Solid tumors create what we call a “microenvironment,” which is basically the organ that the cancer cells form that helps them grow and adapt. However, this “environment” is not just full of cancer cells but rather serves as a recruiting station for a distinct constellation of cell types which can disrupt or sabotage the immune response. This can really prevent therapeutic cells or other agents from getting the job done. My lab studies how cancer cells, because they never stop growing and dividing, also act to deplete this microenvironment of nutrients.
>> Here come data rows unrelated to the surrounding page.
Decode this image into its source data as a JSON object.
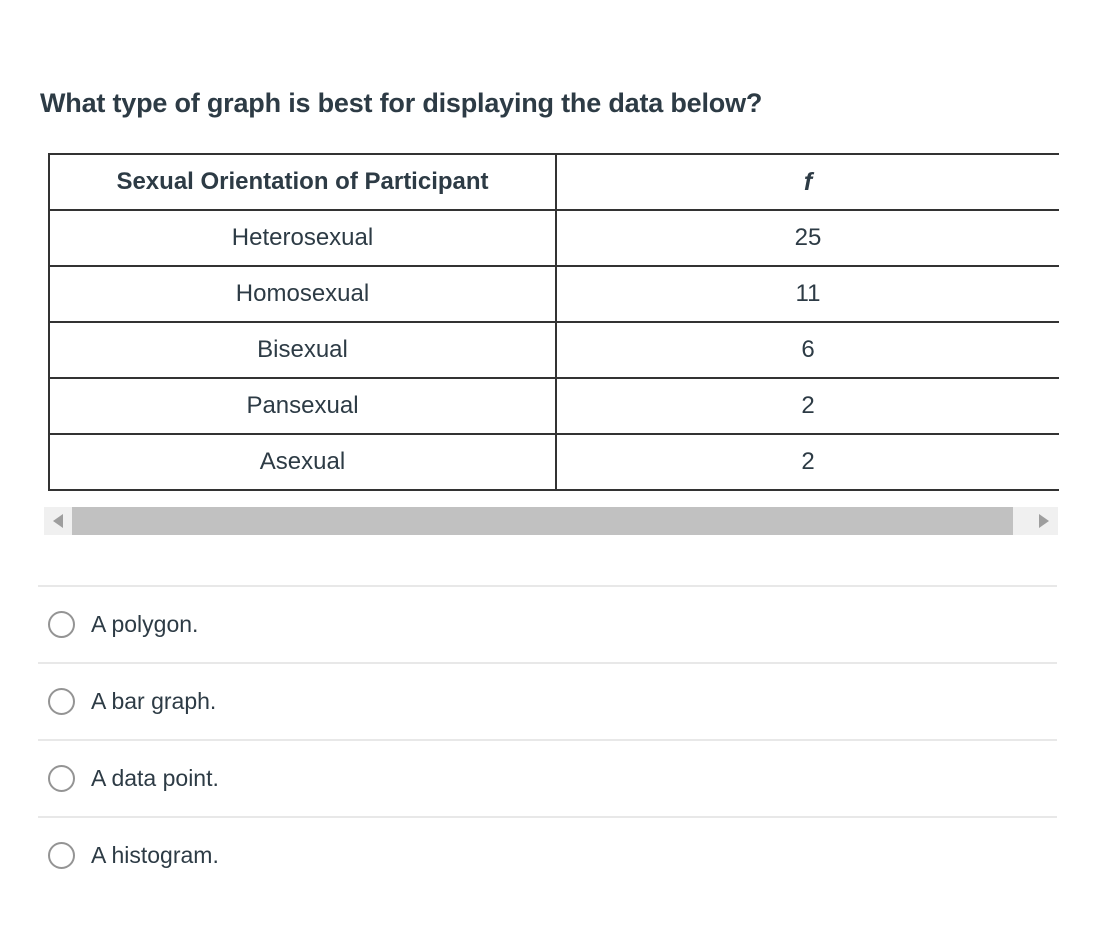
{
  "question": {
    "title": "What type of graph is best for displaying the data below?"
  },
  "data_table": {
    "columns": [
      "Sexual Orientation of Participant",
      "f"
    ],
    "rows": [
      {
        "category": "Heterosexual",
        "f": "25"
      },
      {
        "category": "Homosexual",
        "f": "11"
      },
      {
        "category": "Bisexual",
        "f": "6"
      },
      {
        "category": "Pansexual",
        "f": "2"
      },
      {
        "category": "Asexual",
        "f": "2"
      }
    ]
  },
  "answer_options": [
    {
      "label": "A polygon.",
      "selected": false
    },
    {
      "label": "A bar graph.",
      "selected": false
    },
    {
      "label": "A data point.",
      "selected": false
    },
    {
      "label": "A histogram.",
      "selected": false
    }
  ],
  "scrollbar": {
    "orientation": "horizontal",
    "left_arrow_icon": "scroll-left-arrow-icon",
    "right_arrow_icon": "scroll-right-arrow-icon"
  },
  "colors": {
    "text": "#2D3B45",
    "table_border": "#333333",
    "option_divider": "#e8e8e8",
    "scrollbar_track": "#f0f0f0",
    "scrollbar_thumb": "#c1c1c1",
    "scrollbar_arrow": "#9e9e9e",
    "radio_border": "#949494",
    "background": "#ffffff"
  }
}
Immune cells need fuel to carry out their antitumor functions, so solid tumors suppress the immune response, at least in part, by starving the antitumor immune response.
How will your work help advance immunotherapy's role treating solid tumors, and which types of tumor will you target first?
For the last several years, we have studied the ways that tumor cells starve the immune response, especially what happens to T lymphocytes when they recognize their tumor targets in the microenvironment. What we are trying to do now is correct these metabolic defects. One type of immunotherapy uses therapeutic, tumor specific T cells to treat cancer. We are using genetic engineering approaches to ‘reprogram' these T cells such that they are metabolically robust, able to survive the dearth conditions of the tumor microenvironment. We are pioneering these studies in mouse models of melanoma, a human cancer which is sensitive to immunotherapeutic approaches but only in a portion of patients. However, we will also be examining how these types of approaches affect the cellular therapy of head and neck, as well as lung cancers.